Un autre moteur est le marketing intelligent et les progrès technologiques – l’espace de télévision numérique par satellite à travers le continent diffuse les événements sportifs des clubs africains et des ligues européennes populaires de football. Au Ghana, au Kenya, au Nigeria et dans une grande partie de l’Afrique subsaharienne, l’avènement de la DStv (télévision numérique par satellite) et d’autres plates-formes de diffusion ont amené des matches de championnat étrangers dans des centres de téléspectateurs et donc à la porte des personnes qui, seules, ont du mal à se permettre de regarder des matches de championnat dans leurs foyers respectifs.
Ces centres de visionnage se trouvent dans les coins et recoins des centres urbains de tous ces pays. A leur tour, les fans des plus grands clubs du monde comme le Real Madrid, Manchester United, Arsenal, Chelsea, Barcelone, Manchester City, Liverpool, Bayern Munich, Dortmund, Juventus et Paris Germain peuvent suivre les performances de leurs équipes sans jamais avoir à se rendre dans ces clubs.
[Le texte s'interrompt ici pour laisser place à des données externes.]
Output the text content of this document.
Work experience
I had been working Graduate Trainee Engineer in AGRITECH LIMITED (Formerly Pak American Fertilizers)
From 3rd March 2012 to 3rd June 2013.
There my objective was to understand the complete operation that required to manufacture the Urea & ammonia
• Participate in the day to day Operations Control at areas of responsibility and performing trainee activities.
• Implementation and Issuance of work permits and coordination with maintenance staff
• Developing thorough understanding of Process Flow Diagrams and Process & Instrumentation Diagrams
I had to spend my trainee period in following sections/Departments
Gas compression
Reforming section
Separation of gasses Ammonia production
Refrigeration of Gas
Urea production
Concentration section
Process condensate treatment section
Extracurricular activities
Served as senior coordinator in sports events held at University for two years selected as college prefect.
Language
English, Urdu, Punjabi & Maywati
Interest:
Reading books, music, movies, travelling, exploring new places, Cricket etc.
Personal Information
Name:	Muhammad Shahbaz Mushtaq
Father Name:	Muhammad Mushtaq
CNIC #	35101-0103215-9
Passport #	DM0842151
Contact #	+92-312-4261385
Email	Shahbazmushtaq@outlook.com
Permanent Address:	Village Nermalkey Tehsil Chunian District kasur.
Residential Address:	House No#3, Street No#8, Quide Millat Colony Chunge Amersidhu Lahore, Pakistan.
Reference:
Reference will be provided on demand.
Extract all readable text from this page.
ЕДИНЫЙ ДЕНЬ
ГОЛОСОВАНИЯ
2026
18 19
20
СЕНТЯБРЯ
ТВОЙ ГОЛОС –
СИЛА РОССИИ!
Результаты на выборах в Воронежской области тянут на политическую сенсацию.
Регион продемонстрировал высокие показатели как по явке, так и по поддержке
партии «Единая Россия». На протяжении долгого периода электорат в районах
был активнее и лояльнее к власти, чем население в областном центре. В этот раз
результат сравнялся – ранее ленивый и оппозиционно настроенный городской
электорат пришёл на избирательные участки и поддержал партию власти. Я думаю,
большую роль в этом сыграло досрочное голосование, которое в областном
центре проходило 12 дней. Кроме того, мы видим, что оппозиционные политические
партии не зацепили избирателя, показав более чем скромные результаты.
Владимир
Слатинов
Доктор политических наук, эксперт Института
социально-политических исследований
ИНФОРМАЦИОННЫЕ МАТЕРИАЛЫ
Un troisième facteur est le gonflement de la jeunesse en Afrique. Le continent a la population la plus jeune du monde, avec environ 60 % de la population âgée de moins de 25 ans. Sur les 420 millions de jeunes en Afrique aujourd’hui, la majorité sont au chômage, ont des emplois précaires ou occupent un emploi occasionnel. Pour beaucoup de gens sur le continent, la publicité habile des sociétés de paris sportifs constitue une proposition irrésistible.